长亭寺位于帝都南部一处十分僻静的山腰,因南诏人信奉蛊神,寺庙的香火都不大好,但也正因为如此,才显得寺中清净。
这座寺庙早几年便已经开不下去,被南宫璃买来用作搞事情的秘密窝点,这里人烟稀少,又地势陡峭,易守难攻,但凡山下有个风吹草动,巡逻的侍卫与死士都能一览无遗。
将芸妃拐出宫是临时起意,这是俞婉给她的灵感,既然俞婉如此在意亲娘,连一句诋毁都不能容忍,那么芸妃呢?芸妃也是她亲人,甚至是一个十分可怜的亲人,她一定会为芸妃出头的吧?
这么想着,南宫璃几乎是当机立断将芸妃给掳来的。
要将一个大活人带出皇宫可不是件容易的事,万幸他有皇后的腰牌,没人敢查皇后的车,这才让他轻松得逞了。
后宫的风浪他并不在意,芸妃的名节他就更不关心了,国君是压下这件事也好,昭告天下也罢,都不在他考虑的范畴。
他满脑子都只有一件事,那便是如何利用俞婉。
俞婉是一颗绝佳的棋子,不仅能掣肘大帝姬,还能制衡燕九朝与萧振廷,当然,赫连家也不例外,毫不夸张地说,有她在手,几乎有了半个南诏以及大周朝的力量。
当初那个曾试图对他敞开心怀的小姑娘怎么眨眼睛就变了呢?
他不该无意中让她撞见自己与许邵的谈话,害得自己暴露了,她一怒之下逃走——
万幸的是,她逃到又让颜如玉给捡回去了。
可见兜兜转转,她终归是要落在他手里的。
从前是,以后,也会是。
南宫璃捏了捏左手拇指上的玉扳指,眸子里掠过了一道冷光。
他站在山腰上眺望着山脚的方向,眺望了一会儿,估摸着人还有半晌才到,于是先回了禅房。
哪知,今夜的禅房并不如以往清净。
这还得从芸妃说起。
芸妃是在宫里让人打晕的,醒来却已经躺在一张冰冷而陌生的床铺上,她一辈子没去过寺庙,自然不认得这是禅房,第一反应,还当自己让那狗国君打入冷宫了。
正纳闷着,一个小沙弥拎着食盒入内了。
“施主醒了?这是今晚的斋饭,请施主慢用。”小沙弥谦和有礼地说完,便将食盒放在桌上离开了。
施主?斋饭?光头和尚?
芸妃拉开房门瞧了瞧,终于会过意来自己让人劫持到寺庙了。
狗日的!
芸妃骂了一句,下一秒,芸妃乐了。
一辈子没出宫,到了这把年纪竟然出来了!
“来人啦!把斋饭给本宫撤下去!”
在宫里逼她吃素就罢了,出来了还想让她做尼姑,做梦去吧!
“郡王!”一名看守芸妃的侍卫神色匆匆地来到了南宫璃的禅房。
南宫璃正在静心打坐,听了他焦急的语气,眉心一蹙:“怎么了?”
侍卫为难地说道:“贵妃娘娘不吃斋饭。”
“她想吃什么?”南宫璃蹙眉问。
侍卫硬着头皮道:“……肉,吃肉。”
南宫璃嘴角一抽,佛门清净之地,这个老女人竟有脸皮嚷着要吃肉?
侍卫讪讪道:“贵妃娘娘说,不给她肉吃,她就活活饿死,做……做鬼也不放过郡王您。”
听听,听听,这都什么话?堂堂贵妃,张口闭口将死挂在嘴边,这还是一品皇妃吗?简直是市井泼妇!

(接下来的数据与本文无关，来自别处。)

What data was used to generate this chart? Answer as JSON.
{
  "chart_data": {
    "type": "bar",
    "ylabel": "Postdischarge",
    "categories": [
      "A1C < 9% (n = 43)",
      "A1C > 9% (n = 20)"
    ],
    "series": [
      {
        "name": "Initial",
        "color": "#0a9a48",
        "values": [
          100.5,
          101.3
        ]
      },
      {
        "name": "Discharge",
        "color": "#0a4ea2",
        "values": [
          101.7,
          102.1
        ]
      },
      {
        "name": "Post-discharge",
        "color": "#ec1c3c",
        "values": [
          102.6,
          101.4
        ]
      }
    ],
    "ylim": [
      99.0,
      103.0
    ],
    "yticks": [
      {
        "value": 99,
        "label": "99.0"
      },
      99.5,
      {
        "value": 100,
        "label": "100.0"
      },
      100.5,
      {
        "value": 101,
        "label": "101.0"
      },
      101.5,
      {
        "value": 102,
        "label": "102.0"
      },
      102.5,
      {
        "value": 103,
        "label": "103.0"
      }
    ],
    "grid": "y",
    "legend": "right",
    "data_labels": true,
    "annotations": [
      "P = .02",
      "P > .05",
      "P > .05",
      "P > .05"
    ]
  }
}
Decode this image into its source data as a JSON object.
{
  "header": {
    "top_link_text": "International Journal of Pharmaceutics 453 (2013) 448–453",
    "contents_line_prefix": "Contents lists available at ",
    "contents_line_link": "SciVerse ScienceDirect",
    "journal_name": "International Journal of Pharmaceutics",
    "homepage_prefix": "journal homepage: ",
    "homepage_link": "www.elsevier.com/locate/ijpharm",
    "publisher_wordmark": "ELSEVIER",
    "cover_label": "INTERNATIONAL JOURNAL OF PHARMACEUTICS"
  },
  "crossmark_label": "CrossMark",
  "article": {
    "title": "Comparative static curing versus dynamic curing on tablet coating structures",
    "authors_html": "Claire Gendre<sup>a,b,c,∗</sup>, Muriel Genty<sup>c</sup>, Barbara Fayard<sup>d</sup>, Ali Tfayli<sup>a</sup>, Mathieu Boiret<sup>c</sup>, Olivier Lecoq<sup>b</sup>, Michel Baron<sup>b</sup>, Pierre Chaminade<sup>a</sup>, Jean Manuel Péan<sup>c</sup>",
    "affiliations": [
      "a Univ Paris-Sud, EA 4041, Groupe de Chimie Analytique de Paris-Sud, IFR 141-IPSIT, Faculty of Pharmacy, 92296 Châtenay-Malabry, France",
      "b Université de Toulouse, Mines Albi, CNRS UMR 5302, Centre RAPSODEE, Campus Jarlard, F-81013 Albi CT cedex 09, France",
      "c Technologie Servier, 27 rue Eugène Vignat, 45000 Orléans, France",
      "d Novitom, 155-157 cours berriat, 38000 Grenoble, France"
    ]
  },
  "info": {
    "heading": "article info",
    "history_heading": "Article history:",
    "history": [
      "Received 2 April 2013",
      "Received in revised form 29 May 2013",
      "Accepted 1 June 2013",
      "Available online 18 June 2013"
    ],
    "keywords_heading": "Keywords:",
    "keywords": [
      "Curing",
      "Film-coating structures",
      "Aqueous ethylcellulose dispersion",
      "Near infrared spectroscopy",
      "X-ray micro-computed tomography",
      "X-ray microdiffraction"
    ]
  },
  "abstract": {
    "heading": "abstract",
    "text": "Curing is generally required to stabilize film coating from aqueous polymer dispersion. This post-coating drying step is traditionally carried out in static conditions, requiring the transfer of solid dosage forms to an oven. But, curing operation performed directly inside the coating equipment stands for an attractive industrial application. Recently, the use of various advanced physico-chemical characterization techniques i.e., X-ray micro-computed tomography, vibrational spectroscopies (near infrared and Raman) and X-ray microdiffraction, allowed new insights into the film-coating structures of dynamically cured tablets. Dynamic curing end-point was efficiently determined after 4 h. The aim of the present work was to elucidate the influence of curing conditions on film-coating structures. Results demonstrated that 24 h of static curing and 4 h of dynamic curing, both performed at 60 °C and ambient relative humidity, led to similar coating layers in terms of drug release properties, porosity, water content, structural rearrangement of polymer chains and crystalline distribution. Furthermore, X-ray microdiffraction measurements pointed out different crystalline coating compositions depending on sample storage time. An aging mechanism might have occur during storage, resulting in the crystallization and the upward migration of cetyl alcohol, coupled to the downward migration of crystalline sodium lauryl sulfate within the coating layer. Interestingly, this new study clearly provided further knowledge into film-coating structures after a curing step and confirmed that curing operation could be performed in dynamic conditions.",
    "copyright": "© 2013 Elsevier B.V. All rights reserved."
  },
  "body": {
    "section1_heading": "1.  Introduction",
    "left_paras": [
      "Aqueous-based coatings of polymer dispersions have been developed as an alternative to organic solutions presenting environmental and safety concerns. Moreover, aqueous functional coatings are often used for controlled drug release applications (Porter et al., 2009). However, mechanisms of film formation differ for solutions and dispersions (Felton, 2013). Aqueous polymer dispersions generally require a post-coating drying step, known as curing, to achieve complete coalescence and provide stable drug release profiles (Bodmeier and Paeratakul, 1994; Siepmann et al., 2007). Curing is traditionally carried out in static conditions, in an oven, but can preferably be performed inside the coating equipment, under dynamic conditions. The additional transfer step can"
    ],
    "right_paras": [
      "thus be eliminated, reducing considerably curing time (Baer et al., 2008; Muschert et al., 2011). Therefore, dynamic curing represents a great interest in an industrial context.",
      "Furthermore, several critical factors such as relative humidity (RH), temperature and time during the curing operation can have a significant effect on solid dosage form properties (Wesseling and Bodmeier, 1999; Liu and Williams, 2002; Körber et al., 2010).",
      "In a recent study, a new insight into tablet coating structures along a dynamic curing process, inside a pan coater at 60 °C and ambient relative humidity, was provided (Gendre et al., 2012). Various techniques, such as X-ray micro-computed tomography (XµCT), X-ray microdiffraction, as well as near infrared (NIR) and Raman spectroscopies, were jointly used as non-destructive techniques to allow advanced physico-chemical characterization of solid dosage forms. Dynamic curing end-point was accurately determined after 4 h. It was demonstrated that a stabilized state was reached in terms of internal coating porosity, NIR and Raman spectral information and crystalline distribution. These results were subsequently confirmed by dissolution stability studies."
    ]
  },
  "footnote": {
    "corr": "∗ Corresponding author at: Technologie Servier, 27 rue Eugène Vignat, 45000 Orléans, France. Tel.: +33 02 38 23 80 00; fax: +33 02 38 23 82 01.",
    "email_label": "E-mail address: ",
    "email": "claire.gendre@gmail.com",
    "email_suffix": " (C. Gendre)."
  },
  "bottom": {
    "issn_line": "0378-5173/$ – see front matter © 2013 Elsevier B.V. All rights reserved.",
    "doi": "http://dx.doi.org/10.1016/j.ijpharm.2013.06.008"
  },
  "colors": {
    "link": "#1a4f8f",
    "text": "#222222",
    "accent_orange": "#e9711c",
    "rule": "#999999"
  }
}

想到了什么,南宫璃眸光一顿:“等等,她怎么知道是我?”
侍卫赶忙保证道:“不是属下说的!”
那就是芸妃自己猜的,想想也不算太难猜,他今夜刚入宫觐见了皇后,芸妃不可能没得到消息,转头芸妃就被人掳到了这里,用脚趾头也猜出不会有第二个人能轻松地将一个大活人运出宫了。
国君没怀疑他,是因为皇宫够大,国君还没想到芸妃已经出宫了,只以为芸妃是又躲在哪个旮旯里给他制造不快了。
这样的事芸妃不是没干过,还干了挺多。